Cette loi ne réparera pas les souffrances d'hier et ne préviendra pas les drames de demain
Me Antoine Régley, avocat au Barreau de Lille
Les peines encourues restent en effet les mêmes :
- jusqu’à 5 ans d’emprisonnement et 75 000 euros d’amende
- jusqu'à 7 ans de prison et 100 000 euros d’amende avec une circonstance aggravante (alcool, drogue, stupéfiants, excès de vitesse)
- jusqu'à 10 ans de prison et 150 000 euros d'amende avec plusieurs circonstances aggravantes
Des peines jamais appliquées : "moins de 10% des conducteurs qui tuent vont en prison. La plupart a un aménagement de peine avec un bracelet électronique".
Or selon l'avocat, "il faut que la loi fasse peur si on veut vraiment faire changer les choses". Il propose, par exemple, de faire payer aux auteurs d'accidents de la route la moitié ou la totalité des dommages et intérêts : "risquer de s'endetter à vie en commettant un accident, ça ferait peut-être réfléchir les conducteurs avant de prendre le volant".
Tant qu'on ne touchera pas au porte-monnaie , comme pour les radars, rien ne changera
Me Antoine Régley, avocat au Barreau de Lille
Il faut aussi, selon lui, donner plus de moyens à la justice. Les délais sont trop longs pour audiencer les accidents de la route : "au tribunal de Lille, on donne la priorité aux violences conjugales, ça s'entend mais ça ne doit pas se faire au détriment des autres dossiers".
Mieux que rien
Gwenaëlle Breton le confirme, elle a dû attendre un an et demi avant le procès pour la mort de son fils. Le délai moyen à Lille, selon Me Régley. "C'est long, reconnaît la mère de famille, mais on ne peut pas vouloir changer toute la justice d'un coup". La création de cet homicide routier est déjà une belle avancée selon elle. "C'est mieux que rien même si ça aurait pu aller plus loin".

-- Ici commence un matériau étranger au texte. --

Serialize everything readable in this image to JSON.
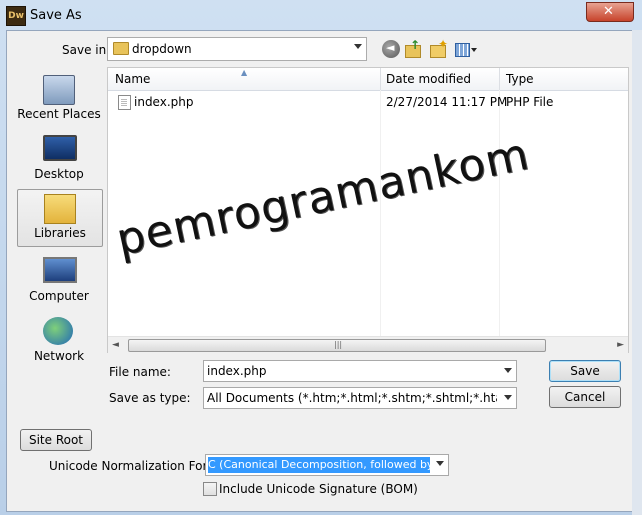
{
  "window": {
    "title": "Save As",
    "app_icon_text": "Dw"
  },
  "toolbar": {
    "save_in_label": "Save in:",
    "save_in_value": "dropdown",
    "back_icon": "back-arrow-icon",
    "up_icon": "up-folder-icon",
    "new_folder_icon": "new-folder-icon",
    "view_icon": "view-menu-icon"
  },
  "places": [
    {
      "label": "Recent Places",
      "icon": "recent-places-icon"
    },
    {
      "label": "Desktop",
      "icon": "desktop-icon"
    },
    {
      "label": "Libraries",
      "icon": "libraries-icon",
      "selected": true
    },
    {
      "label": "Computer",
      "icon": "computer-icon"
    },
    {
      "label": "Network",
      "icon": "network-icon"
    }
  ],
  "file_list": {
    "columns": [
      "Name",
      "Date modified",
      "Type"
    ],
    "rows": [
      {
        "name": "index.php",
        "date_modified": "2/27/2014 11:17 PM",
        "type": "PHP File"
      }
    ],
    "watermark": "pemrogramankom"
  },
  "form": {
    "file_name_label": "File name:",
    "file_name_value": "index.php",
    "save_as_type_label": "Save as type:",
    "save_as_type_value": "All Documents (*.htm;*.html;*.shtm;*.shtml;*.hta;*.htc;*.xhtml;*.s",
    "save_button": "Save",
    "cancel_button": "Cancel",
    "site_root_button": "Site Root",
    "unicode_label": "Unicode Normalization Form:",
    "unicode_value": "C (Canonical Decomposition, followed by Canc",
    "bom_label": "Include Unicode Signature (BOM)",
    "bom_checked": false
  },
  "colors": {
    "selection": "#3399ff",
    "close_button": "#c7432b"
  }
}
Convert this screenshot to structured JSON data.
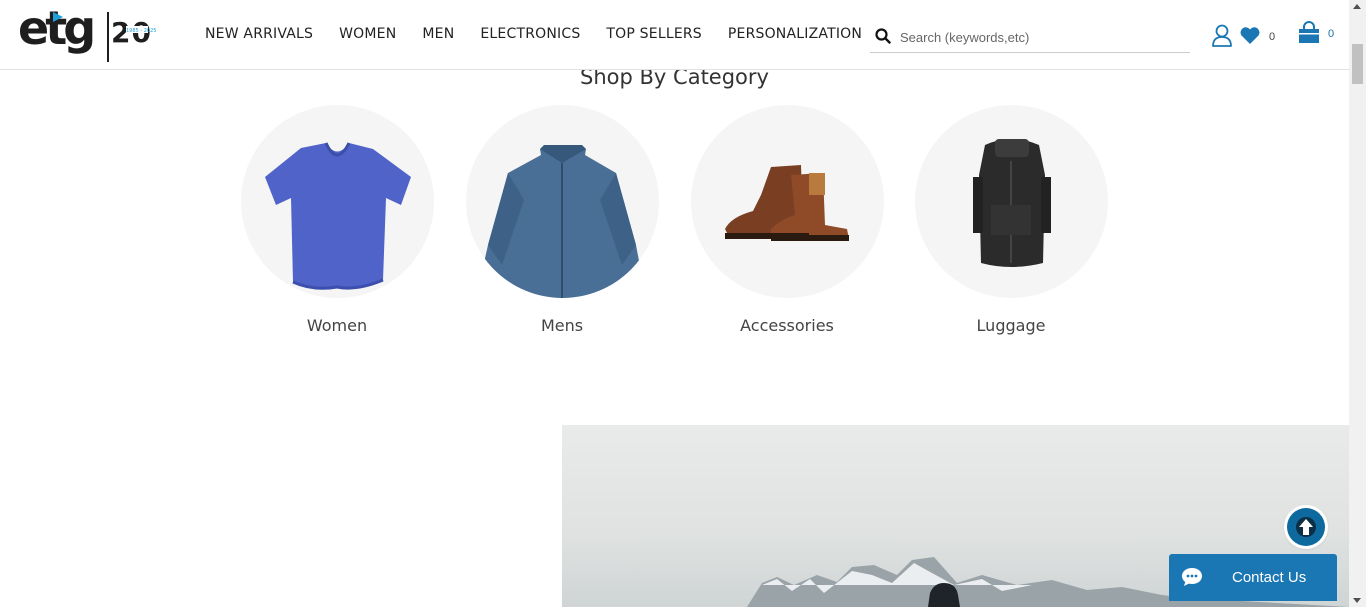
{
  "brand": {
    "logo_text": "etg",
    "logo_number": "20",
    "logo_tagline": "1985 - 2025"
  },
  "nav": {
    "items": [
      {
        "label": "NEW ARRIVALS"
      },
      {
        "label": "WOMEN"
      },
      {
        "label": "MEN"
      },
      {
        "label": "ELECTRONICS"
      },
      {
        "label": "TOP SELLERS"
      },
      {
        "label": "PERSONALIZATION"
      }
    ]
  },
  "search": {
    "placeholder": "Search (keywords,etc)",
    "value": ""
  },
  "header_actions": {
    "account_icon": "user-icon",
    "wishlist_icon": "heart-icon",
    "wishlist_count": "0",
    "cart_icon": "shopping-bag-icon",
    "cart_count": "0"
  },
  "category_section": {
    "title": "Shop By Category",
    "categories": [
      {
        "label": "Women",
        "image": "blue-tshirt"
      },
      {
        "label": "Mens",
        "image": "blue-jacket"
      },
      {
        "label": "Accessories",
        "image": "brown-boots"
      },
      {
        "label": "Luggage",
        "image": "black-backpack"
      }
    ]
  },
  "banner": {
    "image": "snowy-mountains-hiker"
  },
  "floating": {
    "back_to_top_icon": "arrow-up-icon",
    "contact_label": "Contact Us",
    "contact_icon": "chat-icon"
  },
  "colors": {
    "accent": "#1a77b4",
    "back_to_top": "#0e6a9e",
    "text": "#333333"
  }
}
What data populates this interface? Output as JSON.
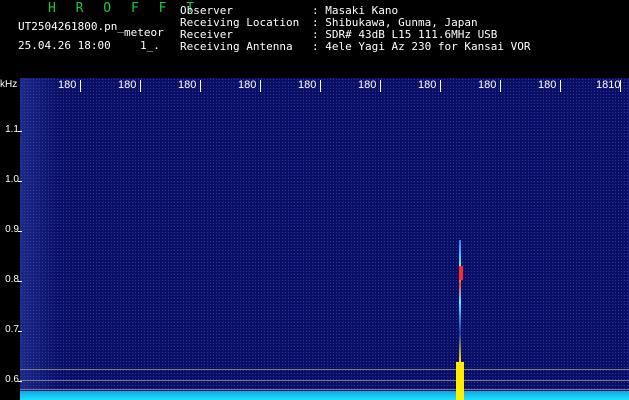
{
  "header": {
    "brand": "H R O F F T",
    "filename": "UT2504261800.pn_",
    "meteor_label": "meteor",
    "timestamp": "25.04.26 18:00",
    "index_text": "1_.",
    "observer_key": "Observer",
    "observer_val": ": Masaki Kano",
    "location_key": "Receiving Location",
    "location_val": ": Shibukawa, Gunma, Japan",
    "receiver_key": "Receiver",
    "receiver_val": ": SDR# 43dB L15 111.6MHz USB",
    "antenna_key": "Receiving Antenna",
    "antenna_val": ": 4ele Yagi Az 230 for Kansai VOR"
  },
  "axes": {
    "y_unit": "kHz",
    "y_ticks": [
      "1.1",
      "1.0",
      "0.9",
      "0.8",
      "0.7",
      "0.6"
    ],
    "x_ticks": [
      "180",
      "180",
      "180",
      "180",
      "180",
      "180",
      "180",
      "180",
      "180",
      "1810"
    ]
  },
  "colors": {
    "background": "#0a0e62",
    "brand": "#19c742",
    "baseline": "#1de0ff",
    "meteor_hot": "#ff2a2a",
    "meteor_base": "#ffea00"
  }
}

Plutôt qu'emprisonner les coupables, elle préférerait par exemple qu'ils suivent systématiquement un stage dans un centre de rééducation : "ça leur mettrait peut-être du plomb dans la tête".
Les propositions comme celles-ci ne manquaient pourtant pas pour enrichir ce nouveau délit. Les associations d'aide aux victimes en ont fait plusieurs. L'avocat lillois aussi a essayé d'enrichir le texte mais il restera selon lui une "mesurette".
Accompagnement
Une "mesurette" qui oublie le volet accompagnement, comme c'est le cas pour les victimes d'attentat ou d'accident : "quand des parents vont reconnaître à l'hôpital leur enfant mort dans un accident de la route, ce n'est pas compliqué de les faire accompagner par un psychologue."
3 000 morts par an sur les routes, 200 000 blessés, 0 cellule psychologique, le ratio est mauvais
Me Antoine Régley, avocat au Barreau de Lille
Cellule psychologique ou simple présence d'un psychologue, cela devrait être automatique pour le spécialiste : "il s'agit de montrer aux victimes d'accident de la route ou à leur proche que l'Etat est là."
La proposition de loi transpartisane, examinée en commission le 23 janvier, a été votée par 7 groupes politiques sur 10. Rendez-vous ce lundi 29 janvier pour son examen en séance publique à l’Assemblée nationale.